UMaine Report: More Intense Precipitation, Rising Seas in Maine's Future

Mar 2, 2015

ORONO, Maine - A new report from the University of Maine highlights the effects of climate change being felt in Maine, such as intense precipitation events, warming temperatures in the atmosphere and ocean, and rising sea levels.  

It comes five years after an initial climate change assessment done in 2009 at the request of Gov. John Baldacci.  Back then, Professor Ivan Fernandez says the big question was:  Is climate change happening?  Now, he says, it's more a question of how can Maine plan to respond?

The report highlights researchers' grasp of past, present and future trends in Maine, given the growing body of climate change indicators.  Fernandez, one of the authors of the report, is a professor of soil science in the University of Maine's School of Forest Resources.

"And as we look backward in time, we see changes over the last hundred years, such as about 3 degrees Fahrenheit warming, two weeks longer of a growing season, rising sea levels - by about six-tenths of a foot in the last century," Fernandez says. "And as we look forward to 2050 we anticipate seeing as much change as we saw in the last hundred years."

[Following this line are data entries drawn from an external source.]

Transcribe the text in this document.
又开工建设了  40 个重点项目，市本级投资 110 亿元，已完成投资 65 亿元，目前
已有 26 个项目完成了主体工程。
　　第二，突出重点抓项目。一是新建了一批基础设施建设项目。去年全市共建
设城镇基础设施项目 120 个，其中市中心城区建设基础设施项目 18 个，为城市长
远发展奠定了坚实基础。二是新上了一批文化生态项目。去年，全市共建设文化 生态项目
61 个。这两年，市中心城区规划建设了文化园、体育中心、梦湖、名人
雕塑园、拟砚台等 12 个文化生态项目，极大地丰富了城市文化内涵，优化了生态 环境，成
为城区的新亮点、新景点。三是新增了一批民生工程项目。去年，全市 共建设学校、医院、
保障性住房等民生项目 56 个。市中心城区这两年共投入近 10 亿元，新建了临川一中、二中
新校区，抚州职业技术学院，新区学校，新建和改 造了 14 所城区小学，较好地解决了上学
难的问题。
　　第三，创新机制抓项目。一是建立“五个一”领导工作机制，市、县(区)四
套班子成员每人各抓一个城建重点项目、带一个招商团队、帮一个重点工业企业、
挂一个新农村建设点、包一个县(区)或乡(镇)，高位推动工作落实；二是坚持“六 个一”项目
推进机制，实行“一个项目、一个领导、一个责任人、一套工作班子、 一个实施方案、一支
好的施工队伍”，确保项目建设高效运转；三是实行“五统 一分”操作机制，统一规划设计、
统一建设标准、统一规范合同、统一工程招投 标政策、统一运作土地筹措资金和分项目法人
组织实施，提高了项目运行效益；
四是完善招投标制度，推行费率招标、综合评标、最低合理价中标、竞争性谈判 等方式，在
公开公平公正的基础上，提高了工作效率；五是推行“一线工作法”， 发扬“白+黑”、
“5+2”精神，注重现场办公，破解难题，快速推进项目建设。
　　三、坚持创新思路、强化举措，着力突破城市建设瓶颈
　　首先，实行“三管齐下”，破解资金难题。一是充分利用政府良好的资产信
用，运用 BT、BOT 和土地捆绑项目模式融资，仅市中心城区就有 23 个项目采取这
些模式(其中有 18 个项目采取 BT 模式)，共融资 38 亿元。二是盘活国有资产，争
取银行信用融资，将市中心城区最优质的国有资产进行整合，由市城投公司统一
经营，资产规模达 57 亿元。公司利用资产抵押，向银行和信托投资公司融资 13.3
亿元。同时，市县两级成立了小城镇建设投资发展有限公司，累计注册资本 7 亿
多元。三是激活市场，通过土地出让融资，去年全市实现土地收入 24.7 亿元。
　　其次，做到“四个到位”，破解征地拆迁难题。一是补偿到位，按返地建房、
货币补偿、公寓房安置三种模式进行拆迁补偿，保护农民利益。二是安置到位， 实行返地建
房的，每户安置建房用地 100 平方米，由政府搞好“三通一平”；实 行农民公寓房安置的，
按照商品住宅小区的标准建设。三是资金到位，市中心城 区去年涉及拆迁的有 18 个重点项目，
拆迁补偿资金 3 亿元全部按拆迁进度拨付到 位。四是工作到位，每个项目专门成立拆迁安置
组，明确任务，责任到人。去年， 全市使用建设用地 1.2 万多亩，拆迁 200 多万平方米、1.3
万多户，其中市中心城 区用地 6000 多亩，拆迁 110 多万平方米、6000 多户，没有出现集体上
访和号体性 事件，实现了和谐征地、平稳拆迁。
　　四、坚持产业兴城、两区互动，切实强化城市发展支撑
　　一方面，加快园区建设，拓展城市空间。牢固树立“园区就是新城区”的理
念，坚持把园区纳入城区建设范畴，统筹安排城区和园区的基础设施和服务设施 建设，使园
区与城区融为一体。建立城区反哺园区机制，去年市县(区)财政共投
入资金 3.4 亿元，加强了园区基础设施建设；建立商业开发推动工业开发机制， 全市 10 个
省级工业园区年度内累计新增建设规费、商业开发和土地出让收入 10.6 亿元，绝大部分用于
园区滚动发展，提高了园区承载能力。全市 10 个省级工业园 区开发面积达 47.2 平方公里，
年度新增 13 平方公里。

For example, Maine State Climatologist Sean Birkel, of the Climate Change Institute, analyzed Maine's future climate using models from the Intergovernmental Panel on Climate Change, or IPCC.  His findings suggest that by 2050 the annual temperature in Maine will rise another 3 to 5 degrees Fahrenheit. And Maine's warm season, the period of time when the average daily temperature is above freezing, is expected to lengthen by another two weeks by 2050.

And then there's the matter of precipitation. According to the report, since 1895, total annual precipitation in the state has increased by about 6 inches - or 13 percent - mostly in the summer and fall.  Over the next 50 years, precipitation in Maine is expected to increase another 5 to 10 percent.

Professor Fernandez says one of the goals of the report is to lay the groundwork for more coordinated adaptation efforts that are evidence-based and cost effective.  He points to the use of culverts as one example.  Because the report shows a notable increase in the frequency of intense rain and snowstorms, Fernandez says culverts will be crucial to mitigation of such events.

"What culverts do is they handle that overflow," he says, "and when they don't, we get the washout of roads in all sorts of different contexts and what have you.  So, a cost-effective adaptation measure is to put in a larger culvert that is sized to meet the expected flow now, and prevent the cost of rebuilding infastructure such as roadways later on."
 
The report points to adaptation efforts by state agencies and Maine communities to respond to climate change, including Gov. Paul LePage's establishment of the Environmental and Energy Resources Working Group to develop a coordinated strategy.

In addition to better coordination between agencies, businesses and communities, and plans for cost-effective adaptation, Fernandez says mitigation will also be important.  Mitigation means taking steps to prevent further release of greenhouse gas emissions.